Extrachromosomal Inheritance - 5th semester (CBCS)

 Extrachromosomal Inheritance




The genes of nuclear chromosome have a significant & key role in the inheritance of almost all traits from generation to generation , but they cannot be consider as the soul behicles of inheritance , because certain  experimental evidences suggest the  occurrence of certain extra nuclear genes or DNA molecules in the cytoplasm of many prokaryotes & eukaryotes . This extra chromosomal gene half significant impacts in the individual.

In cases of extra chromosomal inheritance, generally the character of only one of the two parents is transmitted to the progeny. Such inheritance is also referred to as Extra Nuclear Inheritance , Maternal inheritance  & more commonly as Cytoplasmic Inheritance .

Genes governing the trait throwing Cytoplasmic inheritance are located outside the nucleus in the cytoplasm & are referred to as  Cytoplasmic genes , cyto genes , extra nuclear genes or extra chromosomal gene or plasma genes.

Extra chromosomal Inheritance is defined as non Mandelian inheritance, which occurs when phenotype results from the genetic influence other than the biparental transmission of gene located on the chromosome on nucleus. Generally only one parent contributes organelle heredity.

☑Organelle that contain chromosome are chloroplast & Mitochondria

☑Infectious heredity – Infectious heredity involves a symbiotic or parasitic association with a micro organism.

Maternal Effect: - When the expression of a character is influence by the genotype of female parent.


Criteria for extra chromosomal inheritance :-

The extra chromosomal DNA follows a non- Mendelian pattern of inheritance: Unlike the nuclear DNA genes present on organelle don’t follow the Mendelian pattern of inheritance. It is a circular genome locking centromere & thus cannot segregate like genomic DNA. Own machinery for protein synthesis.

Maternal inheritance : Extrachromsomal DNA is inherited from the maternal site.

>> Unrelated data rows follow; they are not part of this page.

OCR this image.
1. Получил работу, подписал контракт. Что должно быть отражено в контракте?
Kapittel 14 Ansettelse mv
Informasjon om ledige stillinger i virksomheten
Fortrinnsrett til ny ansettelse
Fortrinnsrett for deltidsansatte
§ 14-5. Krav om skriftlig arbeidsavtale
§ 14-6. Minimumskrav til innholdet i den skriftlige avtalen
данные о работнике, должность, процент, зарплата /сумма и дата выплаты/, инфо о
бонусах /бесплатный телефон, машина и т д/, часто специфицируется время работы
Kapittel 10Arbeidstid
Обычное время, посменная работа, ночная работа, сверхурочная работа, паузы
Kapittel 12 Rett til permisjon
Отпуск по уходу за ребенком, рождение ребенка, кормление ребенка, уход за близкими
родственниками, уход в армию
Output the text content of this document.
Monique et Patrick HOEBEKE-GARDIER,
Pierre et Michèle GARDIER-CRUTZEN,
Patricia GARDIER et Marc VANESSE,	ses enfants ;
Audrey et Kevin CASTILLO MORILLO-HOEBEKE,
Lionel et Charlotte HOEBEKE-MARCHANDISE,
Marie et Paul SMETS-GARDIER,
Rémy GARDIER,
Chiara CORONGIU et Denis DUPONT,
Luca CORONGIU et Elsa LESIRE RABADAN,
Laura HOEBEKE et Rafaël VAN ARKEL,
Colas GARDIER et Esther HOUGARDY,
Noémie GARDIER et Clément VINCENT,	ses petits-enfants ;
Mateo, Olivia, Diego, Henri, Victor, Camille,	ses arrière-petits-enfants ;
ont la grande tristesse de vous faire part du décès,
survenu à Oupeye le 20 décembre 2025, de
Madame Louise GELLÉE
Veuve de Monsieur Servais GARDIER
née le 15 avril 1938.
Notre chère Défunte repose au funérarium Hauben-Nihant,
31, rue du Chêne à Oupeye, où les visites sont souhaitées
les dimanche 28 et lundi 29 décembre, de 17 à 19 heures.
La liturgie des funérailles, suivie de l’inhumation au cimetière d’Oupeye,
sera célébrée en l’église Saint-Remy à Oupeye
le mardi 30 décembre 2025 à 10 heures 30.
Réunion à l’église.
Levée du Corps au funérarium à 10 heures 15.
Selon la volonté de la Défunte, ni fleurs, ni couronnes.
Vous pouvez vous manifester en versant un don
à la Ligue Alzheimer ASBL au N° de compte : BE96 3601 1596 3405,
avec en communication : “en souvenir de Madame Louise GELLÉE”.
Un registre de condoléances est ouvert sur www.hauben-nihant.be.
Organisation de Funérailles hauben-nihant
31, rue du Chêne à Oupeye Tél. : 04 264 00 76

Characteristic of Cytoplasmic inheritance :-

1) Reciprocal difference :- Reciprocal crosses show marked differences for the characters governed by plasmagenes . In most cases plasma genes form only one parent , generally the female parent are transmitted , this phenomenon is known as uniparental inheritance .

2) Lack of segregation: - In general F2 F3 and the subsequent generation don’t show segregation for a Cytoplasmic inherited trait, because F1 individual generally receive plasmagenes from one parent only.

3) Irregular segregation in biparental inheritance – In some cases plasma genes from both the parents are transmitted to the progeny, this is known as biparental inheritance ,  which gives rise to irregular segregation ratios in the F1 generation of higher plants. But in Chlamydomonas often zoospores show 1:1 ratio for the alleles of a plasmagene , but only after they  have undergone several mitotic divisions.

4) Somatic segregation: Plasma genes generally show segregation during mitosis a feature of rare occurrence in case of nuclear gene

5) Association with organelle DNA :- The demonstration of association of a plasma gene with organelle DNA   is definite evidence for the trast produced by the former to be cytoplasmically inherited.

6) Nuclear Transplantation: - In nuclear transplantation reveals a trait tp be governed by the genotype of cytoplasm and not by that of nucleus , Cytoplasmic inheritance of the trait is strongly indicated.